Las intervenciones de las autoridades presentes no fueron meras formalidades, sino reflexiones profundas sobre la identidad nacional y el «deber moral» de las instituciones de apoyar la monarquía como eje vertebrador de la nación. Dña. Cintia Bustos y el coronel D. José María Ortega, coincidieron en que la figura del monarca emerge como un símbolo de unidad y permanencia, anclado en los valores de la Constitución de 1978. La exposición reivindica que los símbolos nacionales —el retrato real y la bandera— no son vestigios del ayer, sino patrimonio común y vigente de todos los ciudadanos.
El peso de estas convicciones quedó plasmado en declaraciones de gran potencia simbólica:
«No hay un embajador español, ni lo habrá nunca, como la Casa Real; su imagen en el exterior es fundamental y es nuestra obligación moral prestarle nuestro respeto y colaboración institucional«. — Dña. Cintia Bustos, teniente de alcalde del Excelentísimo Ayuntamiento de Córdoba.
«Además de brindar por el primer soldado de España, permitidme añadir algo más: por el primer soldado y primer ciudadano de España. ¡Por Su Majestad, el Rey!». — Brindis del subdelegado de defensa, D. José María Ortega.
Este respaldo se materializó de forma tangible con la entrega de una metopa institucional al Ayuntamiento de Córdoba, sellando un vínculo de gratitud y cooperación. El acto culminó con un brindis que, lejos de ser un simple gesto social, se vivió como una reafirmación colectiva de lealtad a la Corona en el corazón cultural de la ciudad.
La muestra, al ser itinerante, posee una clara vocación pedagógica. Su función es enseñar que la monarquía parlamentaria es una institución viva y catalizadora de arte, acercando la jefatura del Estado a provincias que, de otro modo, verían estas obras como algo lejano y estrictamente madrileño.

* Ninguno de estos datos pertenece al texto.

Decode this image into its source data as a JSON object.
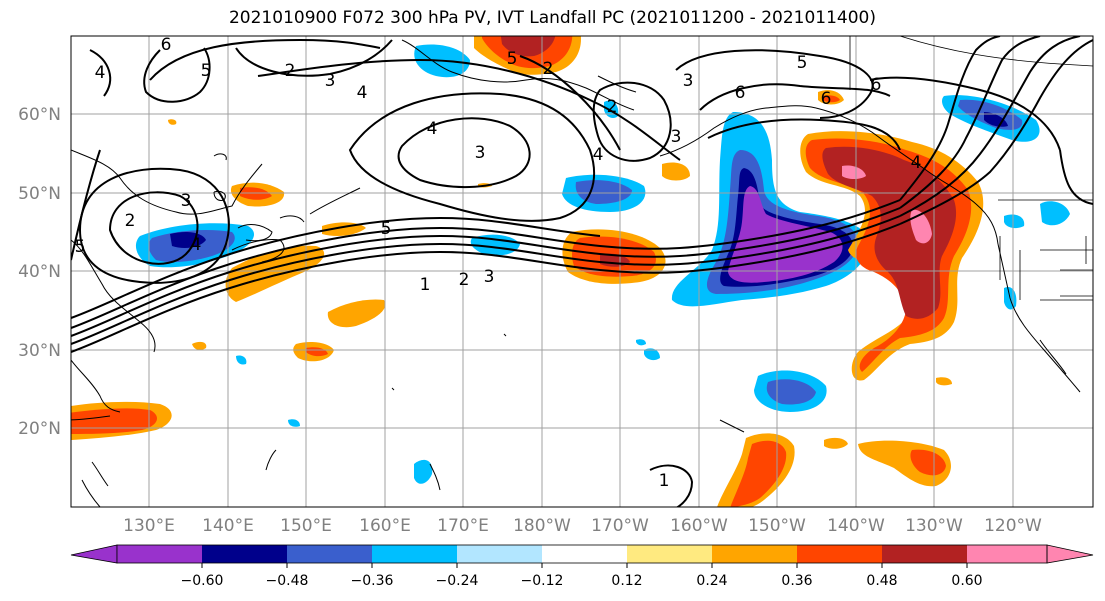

Para el público cordobés, la exposición permanecerá abierta en el claustro del Real Círculo de la Amistad hasta el 30 de abril. La clausura de esta edición se vestirá de gala con una conferencia magistral a cargo de la reconocida doctora en Historia del Arte, Dña. María Fidalgo, quien disertará sobre la simbología de la bandera nacional en la pintura española, aportando el rigor académico que una muestra de este nivel merece.
La masiva afluencia y la profundidad de los discursos en esta jornada inaugural reafirman no solo el éxito de la convocatoria, sino la plena vitalidad de la monarquía parlamentaria como eje vertebrador del acervo cultural y la identidad compartida en Córdoba.